One of the foreign destinations that Americans visit most is Mexico. We are close, friendly neighbors who have a lot in common. However, there are a lot of differences between the two countries as well. Traffic and insurance laws vary in Mexico. Vehicle safety and security varies as well. At times, your ability to safeguard your car in this environment might become limited. You might face different theft or vandalism risks that you might not at home. Americans traveling in Mexico should do their best to keep vehicle security in mind.
Vehicle Safety Threats in Mexico
In most cases, vehicle theft and vandalism risks are not that much different in Mexico than they are in the U.S. However, it often helps Americans to know what these risks are anyway.
- Certain areas of Mexico have a propensity for highway bandits to roam local roadways. They might prey on drivers, particularly ones who do not know how to spot them. Often, they trap travelers by forcing them to pull off the road under the guise of helping with car trouble.
- In large cities, vehicle thieves might work in areas that have a large tourist presence. Theft might occur just like pick-pocketing or muggings that might happen if you go to the wrong areas.
- Areas of violence exist in Mexico. This might result from gang violence, drug trafficking and other criminal activity. It’s wrong to assume that these risks exist everywhere. However, do your research to find out where the risks are present. Most American drivers should take care to avoid the problem areas.
The good news is that car insurance will likely cover vehicle theft in Mexico. However, there’s a catch. To get vehicle coverage for theft in Mexico, you must carry a Mexican car insurance policy.
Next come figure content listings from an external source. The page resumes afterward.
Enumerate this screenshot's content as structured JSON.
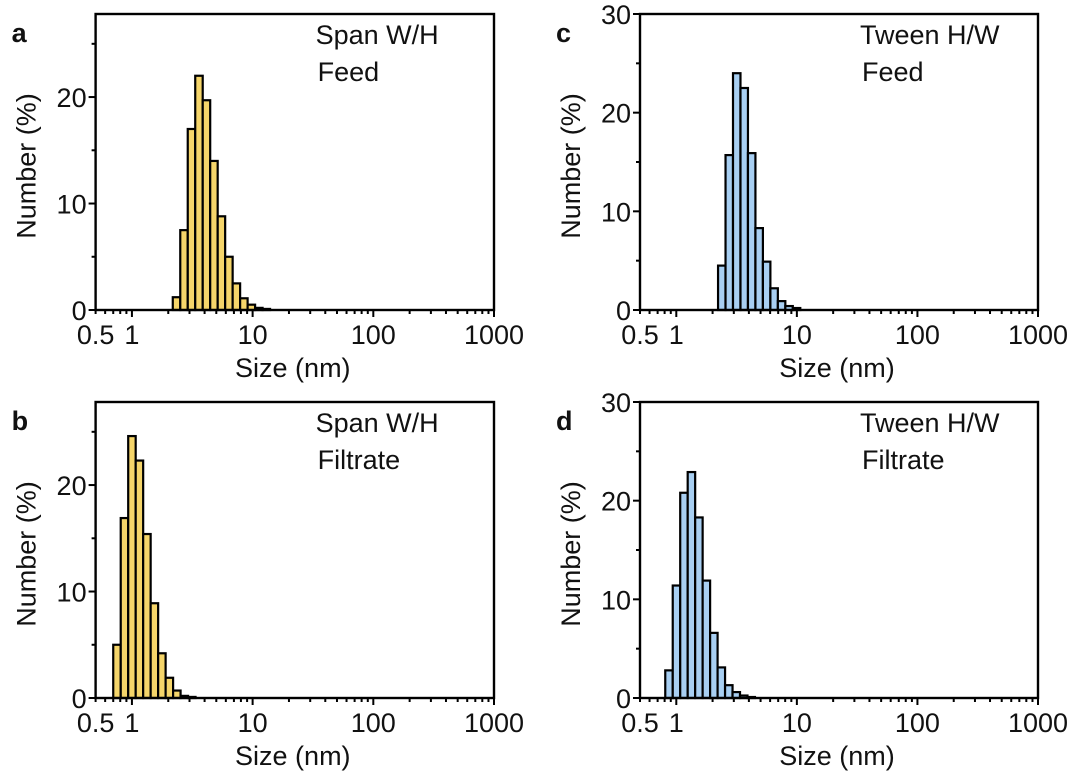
{
  "figure": {
    "description": "Four-panel size distribution histograms (log-scale x axis)"
  },
  "chart_data": [
    {
      "type": "bar",
      "panel": "a",
      "annotation": [
        "Span W/H",
        "Feed"
      ],
      "xlabel": "Size (nm)",
      "ylabel": "Number (%)",
      "xscale": "log",
      "xlim": [
        0.5,
        1000
      ],
      "ylim": [
        0,
        27.8
      ],
      "xticks": [
        0.5,
        1,
        10,
        100,
        1000
      ],
      "xtick_labels": [
        "0.5",
        "1",
        "10",
        "100",
        "1000"
      ],
      "yticks": [
        0,
        10,
        20
      ],
      "ytick_labels": [
        "0",
        "10",
        "20"
      ],
      "bar_color": "#f5d56a",
      "bin_start_nm": 2.18,
      "bin_width_decades": 0.062,
      "values": [
        1.2,
        7.5,
        17.0,
        22.0,
        19.7,
        14.0,
        8.8,
        5.0,
        2.5,
        1.1,
        0.5,
        0.2,
        0.1
      ]
    },
    {
      "type": "bar",
      "panel": "b",
      "annotation": [
        "Span W/H",
        "Filtrate"
      ],
      "xlabel": "Size (nm)",
      "ylabel": "Number (%)",
      "xscale": "log",
      "xlim": [
        0.5,
        1000
      ],
      "ylim": [
        0,
        27.8
      ],
      "xticks": [
        0.5,
        1,
        10,
        100,
        1000
      ],
      "xtick_labels": [
        "0.5",
        "1",
        "10",
        "100",
        "1000"
      ],
      "yticks": [
        0,
        10,
        20
      ],
      "ytick_labels": [
        "0",
        "10",
        "20"
      ],
      "bar_color": "#f5d56a",
      "bin_start_nm": 0.7,
      "bin_width_decades": 0.062,
      "values": [
        5.0,
        16.9,
        24.6,
        22.3,
        15.4,
        8.9,
        4.2,
        1.9,
        0.7,
        0.2,
        0.1
      ]
    },
    {
      "type": "bar",
      "panel": "c",
      "annotation": [
        "Tween H/W",
        "Feed"
      ],
      "xlabel": "Size (nm)",
      "ylabel": "Number (%)",
      "xscale": "log",
      "xlim": [
        0.5,
        1000
      ],
      "ylim": [
        0,
        30
      ],
      "xticks": [
        0.5,
        1,
        10,
        100,
        1000
      ],
      "xtick_labels": [
        "0.5",
        "1",
        "10",
        "100",
        "1000"
      ],
      "yticks": [
        0,
        10,
        20,
        30
      ],
      "ytick_labels": [
        "0",
        "10",
        "20",
        "30"
      ],
      "bar_color": "#a8cff2",
      "bin_start_nm": 2.22,
      "bin_width_decades": 0.062,
      "values": [
        4.5,
        15.7,
        24.0,
        22.5,
        15.9,
        8.3,
        4.9,
        2.2,
        0.9,
        0.4,
        0.2
      ]
    },
    {
      "type": "bar",
      "panel": "d",
      "annotation": [
        "Tween H/W",
        "Filtrate"
      ],
      "xlabel": "Size (nm)",
      "ylabel": "Number (%)",
      "xscale": "log",
      "xlim": [
        0.5,
        1000
      ],
      "ylim": [
        0,
        30
      ],
      "xticks": [
        0.5,
        1,
        10,
        100,
        1000
      ],
      "xtick_labels": [
        "0.5",
        "1",
        "10",
        "100",
        "1000"
      ],
      "yticks": [
        0,
        10,
        20,
        30
      ],
      "ytick_labels": [
        "0",
        "10",
        "20",
        "30"
      ],
      "bar_color": "#a8cff2",
      "bin_start_nm": 0.81,
      "bin_width_decades": 0.062,
      "values": [
        2.8,
        11.4,
        20.8,
        22.9,
        18.3,
        11.9,
        6.6,
        3.1,
        1.3,
        0.6,
        0.25,
        0.1
      ]
    }
  ]
}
What’s Mexican Car Insurance?
Mexican law does not recognize American car insurance policies. This is because of differences in the marketplace and local insurance laws. If you drive into Mexico using a car insurance policy from the states, that policy will likely void. You won’t be able to use it to get coverage. Therefore, before going to Mexico, enroll in a Mexican policy. This insurance comes backed by reputable Mexican insurers.
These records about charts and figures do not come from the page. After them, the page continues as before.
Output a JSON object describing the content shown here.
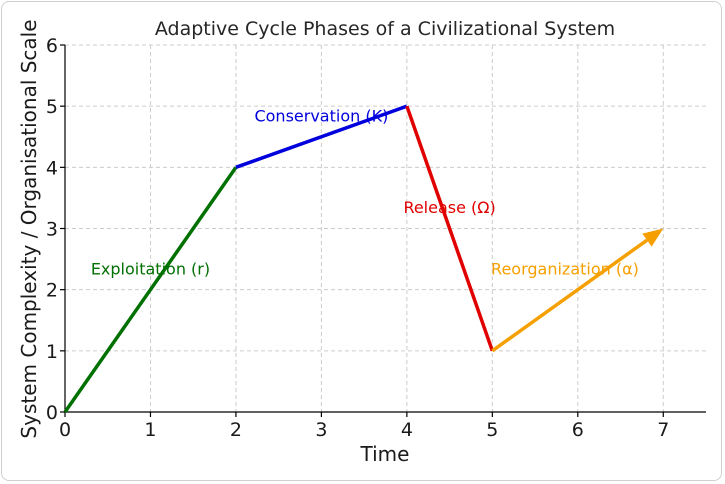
{
  "chart_data": {
    "type": "line",
    "title": "Adaptive Cycle Phases of a Civilizational System",
    "xlabel": "Time",
    "ylabel": "System Complexity / Organisational Scale",
    "xlim": [
      0,
      7.5
    ],
    "ylim": [
      0,
      6
    ],
    "xticks": [
      0,
      1,
      2,
      3,
      4,
      5,
      6,
      7
    ],
    "yticks": [
      0,
      1,
      2,
      3,
      4,
      5,
      6
    ],
    "grid": true,
    "series": [
      {
        "name": "Exploitation (r)",
        "color": "#007000",
        "x": [
          0,
          2
        ],
        "y": [
          0,
          4
        ],
        "label_at": {
          "x": 1,
          "y": 2.35
        }
      },
      {
        "name": "Conservation (K)",
        "color": "#0000dd",
        "x": [
          2,
          4
        ],
        "y": [
          4,
          5
        ],
        "label_at": {
          "x": 3,
          "y": 4.85
        }
      },
      {
        "name": "Release (Ω)",
        "color": "#e00000",
        "x": [
          4,
          5
        ],
        "y": [
          5,
          1
        ],
        "label_at": {
          "x": 4.5,
          "y": 3.35
        }
      },
      {
        "name": "Reorganization (α)",
        "color": "#f5a000",
        "x": [
          5,
          7
        ],
        "y": [
          1,
          3
        ],
        "label_at": {
          "x": 5.85,
          "y": 2.35
        },
        "arrow": true
      }
    ]
  }
}
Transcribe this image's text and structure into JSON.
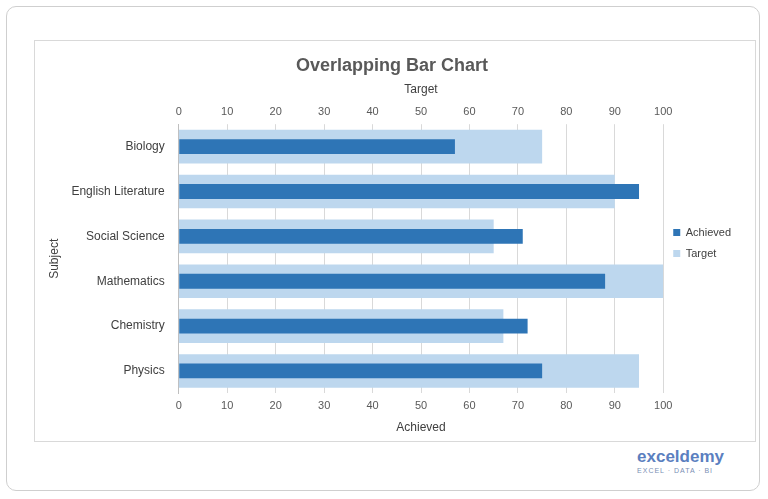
{
  "chart_data": {
    "type": "bar",
    "orientation": "horizontal",
    "title": "Overlapping Bar Chart",
    "ylabel": "Subject",
    "xlabel": "Achieved",
    "x2label": "Target",
    "categories": [
      "Biology",
      "English Literature",
      "Social Science",
      "Mathematics",
      "Chemistry",
      "Physics"
    ],
    "series": [
      {
        "name": "Achieved",
        "color": "#2e75b6",
        "values": [
          57,
          95,
          71,
          88,
          72,
          75
        ]
      },
      {
        "name": "Target",
        "color": "#bdd7ee",
        "axis": "x2",
        "values": [
          75,
          90,
          65,
          100,
          67,
          95
        ]
      }
    ],
    "xlim": [
      0,
      100
    ],
    "xticks": [
      0,
      10,
      20,
      30,
      40,
      50,
      60,
      70,
      80,
      90,
      100
    ],
    "x2lim": [
      0,
      100
    ],
    "x2ticks": [
      0,
      10,
      20,
      30,
      40,
      50,
      60,
      70,
      80,
      90,
      100
    ],
    "grid": true,
    "legend": "right",
    "annotations": [
      "exceldemy",
      "EXCEL · DATA · BI"
    ]
  }
}
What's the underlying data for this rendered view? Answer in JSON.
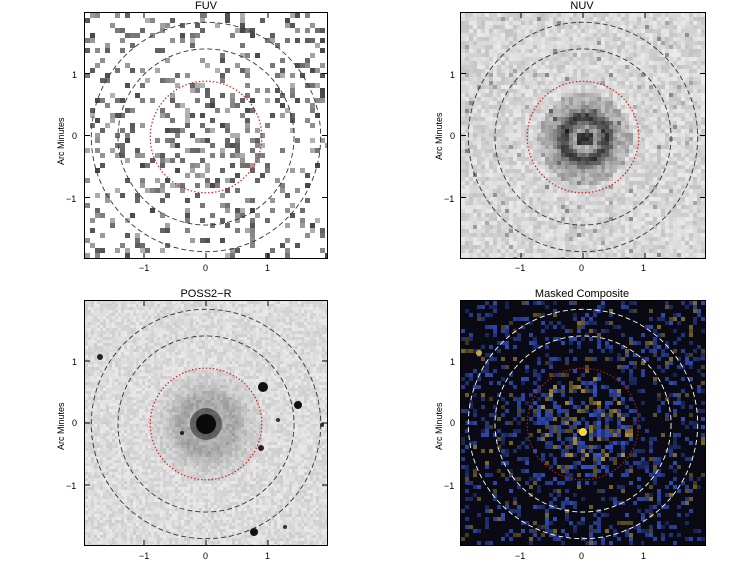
{
  "figure": {
    "y_axis_label": "Arc Minutes",
    "x_ticks": [
      "−1",
      "0",
      "1"
    ],
    "y_ticks": [
      "1",
      "0",
      "−1"
    ]
  },
  "panels": [
    {
      "id": "fuv",
      "title": "FUV",
      "style": "grayscale-sparse",
      "ring_colors": {
        "inner": "#d62020",
        "outer": "#333333"
      }
    },
    {
      "id": "nuv",
      "title": "NUV",
      "style": "grayscale-galaxy",
      "ring_colors": {
        "inner": "#d62020",
        "outer": "#333333"
      }
    },
    {
      "id": "poss2r",
      "title": "POSS2−R",
      "style": "grayscale-optical",
      "ring_colors": {
        "inner": "#d62020",
        "outer": "#333333"
      }
    },
    {
      "id": "composite",
      "title": "Masked Composite",
      "style": "color-composite",
      "ring_colors": {
        "inner": "#a52020",
        "outer": "#ffffff"
      },
      "colors": {
        "background": "#0a0a14",
        "blue": "#3a5bd6",
        "yellow": "#d4b23a"
      }
    }
  ]
}
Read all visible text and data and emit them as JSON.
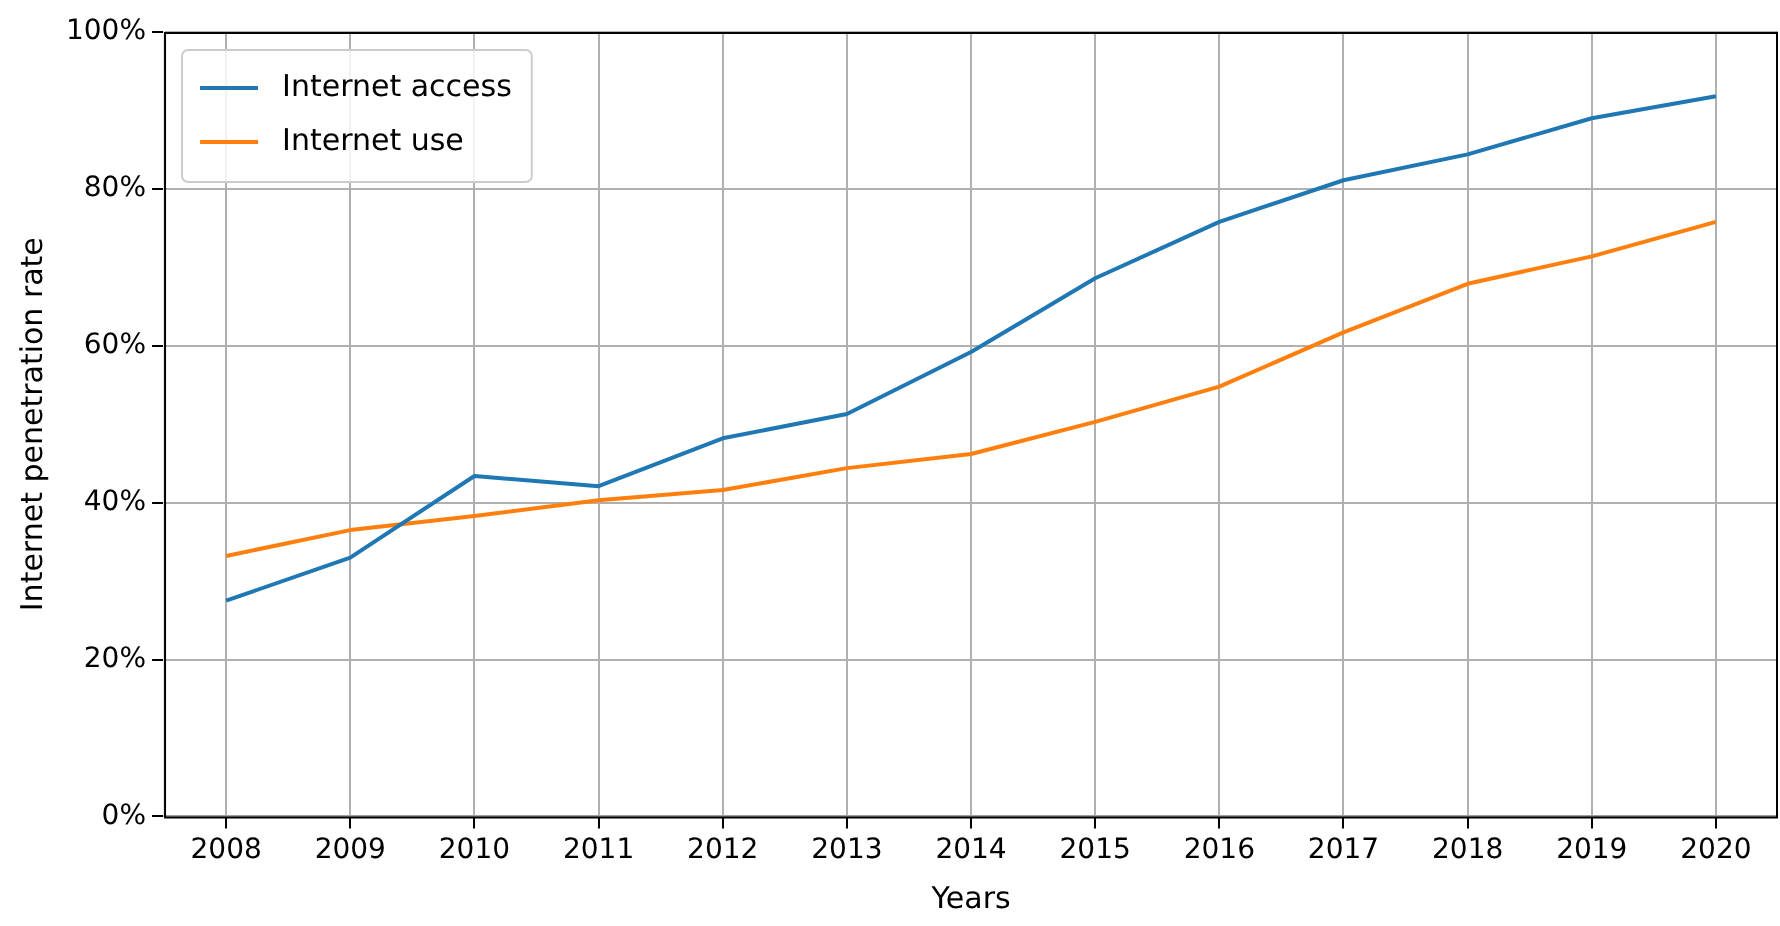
{
  "chart_data": {
    "type": "line",
    "xlabel": "Years",
    "ylabel": "Internet penetration rate",
    "categories": [
      "2008",
      "2009",
      "2010",
      "2011",
      "2012",
      "2013",
      "2014",
      "2015",
      "2016",
      "2017",
      "2018",
      "2019",
      "2020"
    ],
    "series": [
      {
        "name": "Internet access",
        "color": "#1f77b4",
        "values": [
          27.5,
          33,
          43.4,
          42.1,
          48.2,
          51.3,
          59.2,
          68.6,
          75.8,
          81.1,
          84.4,
          89,
          91.8
        ]
      },
      {
        "name": "Internet use",
        "color": "#ff7f0e",
        "values": [
          33.2,
          36.5,
          38.3,
          40.3,
          41.6,
          44.4,
          46.2,
          50.3,
          54.8,
          61.7,
          67.9,
          71.4,
          75.8
        ]
      }
    ],
    "ylim": [
      0,
      100
    ],
    "yticks": [
      {
        "value": 0,
        "label": "0%"
      },
      {
        "value": 20,
        "label": "20%"
      },
      {
        "value": 40,
        "label": "40%"
      },
      {
        "value": 60,
        "label": "60%"
      },
      {
        "value": 80,
        "label": "80%"
      },
      {
        "value": 100,
        "label": "100%"
      }
    ],
    "grid": true,
    "legend": "top left",
    "marker": "none",
    "line_style": "solid"
  }
}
In most cases you need liability insurance, legal assistance, collision coverage, as well as coverage for theft and vandalism. Some of these limits come automatically on policies. At other times you have to ask for an endorsement. The way these elements of coverage apply might differ in Mexico than you recognize from your U.S. policy. Ask your Mexican insurance agent what coverage you need in Mexico. If you have particular fears about theft, make sure your agent knows this.
Keeping Your Vehicle Secure During Your Travels
Even if you get Mexican insurance, that doesn’t mean you can go without safety precautions. If you do your absolute best to avoid hazards, you might not have to make a claim in the first place.
- Before travel, do your research on where you plan to go. If your route or destination takes you to a place known for vehicle risks, it might be a good idea to avoid that area. Mexican travel guides, the U.S. state department and other entities provide comprehensive guides on what areas of Mexico are safe or unsafe.
- Because of risks of high way bandits, don't stop on certain stretches of highway. Try to make it to a safe place, unless you have a legitimate vehicle problem that merits a hard stop.
- When leaving your vehicle, keep it locked and arm the security system. Park it in as safe an area as possible. Don’t leave items like purses, money or valuables on display in the car. Hide these items in the trunk, or take them with you.
- Many drivers install safety mechanisms like steering wheel locks or GPS trackers. These devices might help deter potential thieves in the right circumstances.
If you experience theft, contact the police. They can file a report, and start and investigation. They will likely provide you with information on how to file an insurance claim. Make sure you double check all of the investigation paperwork for accuracy.
Afterwards, contact your insurer. They can help you file a claim for compensation on the stolen car. If you become stranded in Mexico, your insurance might pay for a rental vehicle or plane tickets home. Use it as a mechanism to help keep you safe when the worst happens. However, do your best to keep it from happening.